Para quienes insisten en criticar la postura de la actual movilización ciudadana en lo tocante a su postura anti-castrense, y por el contrario, dirigen sus plegarias hacia las fuerzas armadas, parece que sus explicaciones se irán disgregando conforme el artificio gubernamental se desmorone irremediablemente.
¿Cómo interpretar y comprender en su justa y cabal dimensión la violencia que azota al país? La pregunta cobra un matiz más hondo en función de la progresiva descomposición político-social. Pareciera que no hay fórmula capaz de contener este sinuoso y barbárico curso. La frustración, terror e impotencia se apoderan del ánimo nacional. Si bien la movilización ciudadana referida arroja un rayo de luz en el centro de este obsceno teatro de guerra y muerte, lo cierto es que al final de cada jornada, en el cierre de edición de los diarios que dan cobertura a las noticias más destacadas (francamente lúgubres), la nota sobresaliente siempre es la misma: muerte. Y acaso lo más alarmante es que las víctimas de esta violencia estructural aparecen como cifras que, no pocas veces, se confunden con números y estadísticas que dan cuenta del desempeño de las finanzas. La división en secciones de los periódicos es puramente nominal: todo el contenido es nota roja. (El lenguaje economicista y su léxico insensible y atroz son, asimismo, expresiones de violencia). Es indudable que en el presente marco de muerte y violencia los medios de comunicación han actuado en condición de cómplices, aceptando condescendientemente el Estado de terror reinante, habituando al público a las imágenes y crónicas propias del género gore. Y, no obstante, es comprensible –aunque no justificable– la labor de los medios: la violencia es la norma en el presente estadio civilizatorio.

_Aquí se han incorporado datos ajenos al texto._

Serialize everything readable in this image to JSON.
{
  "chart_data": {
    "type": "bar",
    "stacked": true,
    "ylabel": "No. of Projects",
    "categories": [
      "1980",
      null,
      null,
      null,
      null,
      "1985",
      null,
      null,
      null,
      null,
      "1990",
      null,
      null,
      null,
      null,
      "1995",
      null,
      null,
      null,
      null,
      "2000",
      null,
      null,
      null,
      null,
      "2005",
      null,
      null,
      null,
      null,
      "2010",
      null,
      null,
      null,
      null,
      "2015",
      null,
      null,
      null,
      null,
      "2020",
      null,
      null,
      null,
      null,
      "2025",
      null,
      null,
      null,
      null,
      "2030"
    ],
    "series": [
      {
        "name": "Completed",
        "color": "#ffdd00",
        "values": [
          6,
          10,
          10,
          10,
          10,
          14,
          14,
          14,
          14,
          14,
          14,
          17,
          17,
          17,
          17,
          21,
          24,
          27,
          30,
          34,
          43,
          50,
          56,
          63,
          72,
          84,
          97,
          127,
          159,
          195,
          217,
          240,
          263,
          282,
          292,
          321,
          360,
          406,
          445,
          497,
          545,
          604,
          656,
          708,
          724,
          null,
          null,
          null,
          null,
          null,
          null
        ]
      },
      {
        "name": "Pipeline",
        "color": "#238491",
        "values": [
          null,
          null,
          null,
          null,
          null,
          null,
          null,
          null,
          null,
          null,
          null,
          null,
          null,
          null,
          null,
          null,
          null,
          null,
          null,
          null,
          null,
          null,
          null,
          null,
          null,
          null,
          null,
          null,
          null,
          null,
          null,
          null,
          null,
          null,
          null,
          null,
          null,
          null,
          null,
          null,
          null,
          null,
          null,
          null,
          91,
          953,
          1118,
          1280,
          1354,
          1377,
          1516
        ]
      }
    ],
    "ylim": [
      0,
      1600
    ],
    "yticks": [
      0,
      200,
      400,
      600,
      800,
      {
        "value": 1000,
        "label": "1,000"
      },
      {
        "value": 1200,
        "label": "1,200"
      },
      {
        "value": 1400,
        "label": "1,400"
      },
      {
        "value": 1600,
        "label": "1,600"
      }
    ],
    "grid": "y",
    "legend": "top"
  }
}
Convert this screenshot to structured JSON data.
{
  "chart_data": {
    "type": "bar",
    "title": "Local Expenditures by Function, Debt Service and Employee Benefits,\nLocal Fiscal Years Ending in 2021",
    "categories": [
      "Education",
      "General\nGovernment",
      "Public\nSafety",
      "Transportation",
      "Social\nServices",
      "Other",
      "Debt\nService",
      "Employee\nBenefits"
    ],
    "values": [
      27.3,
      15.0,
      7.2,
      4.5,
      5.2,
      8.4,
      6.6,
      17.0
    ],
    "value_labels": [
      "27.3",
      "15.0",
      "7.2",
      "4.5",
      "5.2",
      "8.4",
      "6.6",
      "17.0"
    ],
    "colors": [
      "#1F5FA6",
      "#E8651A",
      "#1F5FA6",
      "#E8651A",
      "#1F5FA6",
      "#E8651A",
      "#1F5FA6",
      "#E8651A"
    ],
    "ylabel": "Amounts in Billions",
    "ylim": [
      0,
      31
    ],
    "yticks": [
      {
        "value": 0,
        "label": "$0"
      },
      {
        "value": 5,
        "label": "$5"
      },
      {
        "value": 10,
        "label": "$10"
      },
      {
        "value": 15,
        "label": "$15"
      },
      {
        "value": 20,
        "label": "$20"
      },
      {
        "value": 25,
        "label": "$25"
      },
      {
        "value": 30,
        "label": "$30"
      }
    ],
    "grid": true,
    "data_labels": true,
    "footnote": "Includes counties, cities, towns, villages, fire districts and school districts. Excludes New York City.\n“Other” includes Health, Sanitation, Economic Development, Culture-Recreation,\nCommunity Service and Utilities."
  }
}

Ya Voltaire nos advirtió: “La civilización no suprime la barbarie; la perfeccionó e hizo más cruel y bárbara”.
Pero, retomando el hilo, y procurando responder la pregunta que nos ocupa, es de vital importancia subrayar el papel del Estado y el giro intrínseco –la esencia real y empírica– de sus políticas. Primero, habrá que admitir que ningún gobierno en la historia del México moderno ha consagrado su gestión a la solución material e inmaterial del problema cardinal, acaso detonador superlativo de los desgarramientos nacionales: la marginación, la exclusión, la pobreza multidimensional. Esté lastre histórico, sumado a la sistemática sofocación de las demandas sociales (negación de la otredad, privación de las necesidades básicas), ha conducido a una cadena acumulativa de rencor. Con el advenimiento del “negocio de la guerra permanente” (empresa vital de un sistema socioeconómico en franca decrepitud), era natural que esta frustración y animadversión nacional, cuya expresión inequívoca es la transgresión del pacto social, se desencadenara escandalosa y bestialmente.
Por añadidura, y para que la cuña apriete, la presente economía de guerra exige que los Estados aborden todos los problemas, cualesquiera que sean las causas, con base en los criterios castrenses de seguridad nacional. En una palabra, combatir la violencia inducida con violencia oficial.
Para quienes insisten en criticar la postura de la actual movilización ciudadana en lo tocante a su postura anti-castrense, y por el contrario, dirigen sus plegarias hacia las fuerzas armadas, parece que sus explicaciones se irán disgregando conforme el artificio gubernamental se desmorone irremediablemente.